I have an original 30min fire door leaf with fire and smoke seal rebate  in the door, with an original door frame that can't be removed, as its in an old carehome . The top of the door leaf on the lock side has a gap of 6mm which slopes to the other side to  the 3 mm gap on the other side. There is lipping on the top of the door already and no fire certification on the top of the door,  so can I re-lip the top of the door leaf and scribe it into the door frame using the correct materials as as nominal fire door rule to upgrade the door to have the correct door gap all around.

Posted

Removal of existing lipping and re-lipping a timber-based fire door with suitable hardwood and using suitable adhesive is a valid option for remediation of excessive door leaf to door frame gaps.  It should be carried out be a suitably competent person.

Posted

Reading this post I am confused about nominal door and certified door. When you modify a certified door, then it becomes a nominal door, for example if you drill a hole into it and then want to fix it then it's a nominal door at best. I've seen datasheets that say that even non certifire certified installers can install a certifire fire rated letterbox, which will require a much bigger hole! Would the door certified or nominal at that point? If it's stated in the datasheet that the letterbox is allowed shouldn't it be still certified?

Thank you

Posted

There's much confusion on this point.  It is not possible for a certificated fire door to become a nominal one.

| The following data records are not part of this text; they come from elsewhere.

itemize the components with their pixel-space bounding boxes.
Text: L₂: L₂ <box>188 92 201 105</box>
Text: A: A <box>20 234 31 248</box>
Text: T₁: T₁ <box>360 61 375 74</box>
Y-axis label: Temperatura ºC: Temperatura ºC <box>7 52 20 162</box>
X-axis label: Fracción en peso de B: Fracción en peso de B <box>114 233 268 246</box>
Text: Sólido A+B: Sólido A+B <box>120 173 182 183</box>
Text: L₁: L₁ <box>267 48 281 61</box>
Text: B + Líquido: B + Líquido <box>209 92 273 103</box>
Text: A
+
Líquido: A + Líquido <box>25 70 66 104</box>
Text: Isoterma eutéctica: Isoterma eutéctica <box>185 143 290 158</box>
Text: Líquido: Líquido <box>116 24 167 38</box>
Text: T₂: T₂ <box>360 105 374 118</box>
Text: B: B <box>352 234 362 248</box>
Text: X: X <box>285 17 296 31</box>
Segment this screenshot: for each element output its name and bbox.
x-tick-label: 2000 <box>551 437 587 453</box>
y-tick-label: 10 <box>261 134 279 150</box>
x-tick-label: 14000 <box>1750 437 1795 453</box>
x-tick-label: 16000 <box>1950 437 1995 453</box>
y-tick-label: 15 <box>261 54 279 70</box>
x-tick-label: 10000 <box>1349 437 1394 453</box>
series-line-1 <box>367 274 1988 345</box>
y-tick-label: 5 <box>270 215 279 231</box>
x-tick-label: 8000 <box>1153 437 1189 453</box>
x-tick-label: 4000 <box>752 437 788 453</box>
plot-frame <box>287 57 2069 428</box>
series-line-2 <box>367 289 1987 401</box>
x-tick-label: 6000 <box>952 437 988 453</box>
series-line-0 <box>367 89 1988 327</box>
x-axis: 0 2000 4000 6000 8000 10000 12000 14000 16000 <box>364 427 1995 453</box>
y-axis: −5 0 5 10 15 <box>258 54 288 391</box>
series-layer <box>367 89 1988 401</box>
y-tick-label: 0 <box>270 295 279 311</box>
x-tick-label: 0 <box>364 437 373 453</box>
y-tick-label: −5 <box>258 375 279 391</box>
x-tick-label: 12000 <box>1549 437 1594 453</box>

Certificated fire doors can have many items of hardware fitted but the hardware must be compatible with the fire door leaf. This means the installer must follow the requirements of the certificate and data sheet for the fire door leaf when fitting the hardware; handles and letter-plates included. 

Where an installer fits an item of hardware that is not compatible, reduces the size of the door by more than permitted or makes a repair such as replacing a lipping then the door could become a 'non-compliant certificated fire door'. This is because the scope of the certification does not cover that modification.

Before modifying the door one should check with the manufacturer to see what the scope of the certification allows. This is not to say that a fire door should not be repaired but to emphasize that the scope of the certification is intended to cover the manufacturing of the door by factory production control rather than repairs to the door.

Guest Shane
Posted

Hi I have been sent to close gaps on fire doors I have been told to add another lipping on an already lipped door to close the gap is this okay to do ? 

Posted (edited)

If the fire door leaf (or fire door-set) can be identified to its certification / manufacturer, the technical department at the door manufacturer will be able to advise what work may be done without compromising the fire resistance performance certification. 

Where the door cannot be traced to any certification or manufacturer an additional lipping should not be added to the existing one, instead the lipping should be replaced using the correct dimensions and density of hardwood and suitable adhesive. The work should be carried out to a 'joiners shop' standard.